Laut Ver.di-Tarifkommission fehlt eine „signifikante Lohnentwicklung für die Zukunft“. Den Lohnabstand zwischen den untersten Entgeltgruppen will Tereg komplett abschaffen – für die Beschäftigten sei das „nicht nachvollziehbar und nicht hinnehmbar“, so Ver.di.

Durch die Senatsanfrage der Linkspartei sind nun Befürchtungen der Tereg-Beschäftigten bestätigt worden, die sie zuvor in einem offenen Brief geäußert hatten, wonach in Zukunft auch Jobs gefährdet sein könnten. Denn der rot-grüne Senat räumt ein, dass eine Konsequenz der Einhaltung des Landesmindestlohnes in einem seiner öffentlichen Unternehmen wegen der Vergabeverordnung sein könne, dass die Dienstleistung dann an ein anderes, nicht-öffentliches und billigeres Unternehmen outgesourct wird.

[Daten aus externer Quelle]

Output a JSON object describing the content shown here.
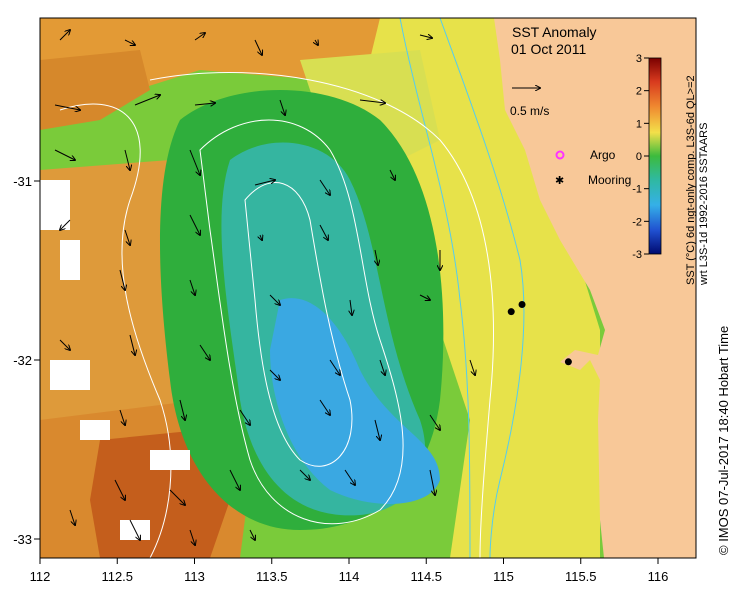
{
  "title": "SST Anomaly",
  "date": "01 Oct 2011",
  "scale_label": "0.5 m/s",
  "legend": {
    "argo": "Argo",
    "mooring": "Mooring"
  },
  "colorbar": {
    "label_line1": "SST (°C) 6d ngt-only comp. L3S-6d QL>=2",
    "label_line2": "wrt L3S-1d 1992-2016 SSTAARS",
    "ticks": [
      "3",
      "2",
      "1",
      "0",
      "-1",
      "-2",
      "-3"
    ],
    "range": [
      -3,
      3
    ]
  },
  "credit": "© IMOS 07-Jul-2017 18:40 Hobart Time",
  "axes": {
    "x_ticks": [
      "112",
      "112.5",
      "113",
      "113.5",
      "114",
      "114.5",
      "115",
      "115.5",
      "116"
    ],
    "y_ticks": [
      "-31",
      "-32",
      "-33"
    ]
  },
  "moorings": [
    {
      "lon": 115.05,
      "lat": -31.73
    },
    {
      "lon": 115.12,
      "lat": -31.69
    },
    {
      "lon": 115.42,
      "lat": -32.01
    }
  ],
  "colors": {
    "land": "#f8c898",
    "anomaly_warm": "#e08a2a",
    "anomaly_neutral": "#3dbb3d",
    "anomaly_cool": "#3aaee0",
    "current_vector": "#000000",
    "contour": "#ffffff",
    "isobath": "#55ccee",
    "argo_marker": "#ff33ff"
  }
}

„Sollten die Hochbahn und Verkehrssenator Anjes Tjarks ein billigeres Unternehmen beauftragen, dann wäre der Hamburger Mindestlohn eine Luftnummer“

Irene Hatzidimou, Ver.di-Fachbereich Verkehr

Und das, obwohl alles in die Wege geleitet wurde, um die Inhouse-Vergabefähigkeit zu erreichen und die Hochbahn die Tereg ohne Ausschreibung direkt beauftragen könne. „Sollten die Hochbahn und Verkehrssenator Anjes Tjarks ein billigeres Unternehmen beauftragen, dann wäre der Hamburger Mindestlohn eine Luftnummer“, kritisiert Gewerkschaftssekretärin Irene Hatzidimou, vom Ver.di-Fachbereich Verkehr. Kritik übt die Gewerkschaft auch an der Befristungs­politik des Unternehmens. 80 Prozent der Einstellungen bei Tereg erfolgen befristet, geht aus der Anfrage hervor. „Warum im Reinigungsbereich eine Befristung mit Sachgrund ‚Erprobung‘ über die sechsmonatige Probezeit hinaus erforderlich sei, verstehe ich beim besten Willen nicht“, so Hatzidimou.

„Die Freie und Hansestadt täte gut daran, hier keine Outsourcing-Drohungen auszusprechen, sondern als öffentlicher Arbeitgeber seiner sozialen Verantwortung nachzukommen“, bekräftigt Natale Fontana, Ver.di-Fachbereichsleiter Verkehr. „Seit Jahren müssen die Beschäftigten bei Tereg mit einer massiven Arbeitsverdichtung kämpfen. Jetzt verlangen sie einen angemessenen Lohn, der auch Steigerungen zulässt.“

Die Ver.di-Tarifkommission bei Tereg will nun das weitere Vorgehen beraten und wartet auf eine Stellungnahme vom grünen Verkehrssenator Tjarks zu etwaigen Outsourcing-Plänen, so Hatzidimou zur taz.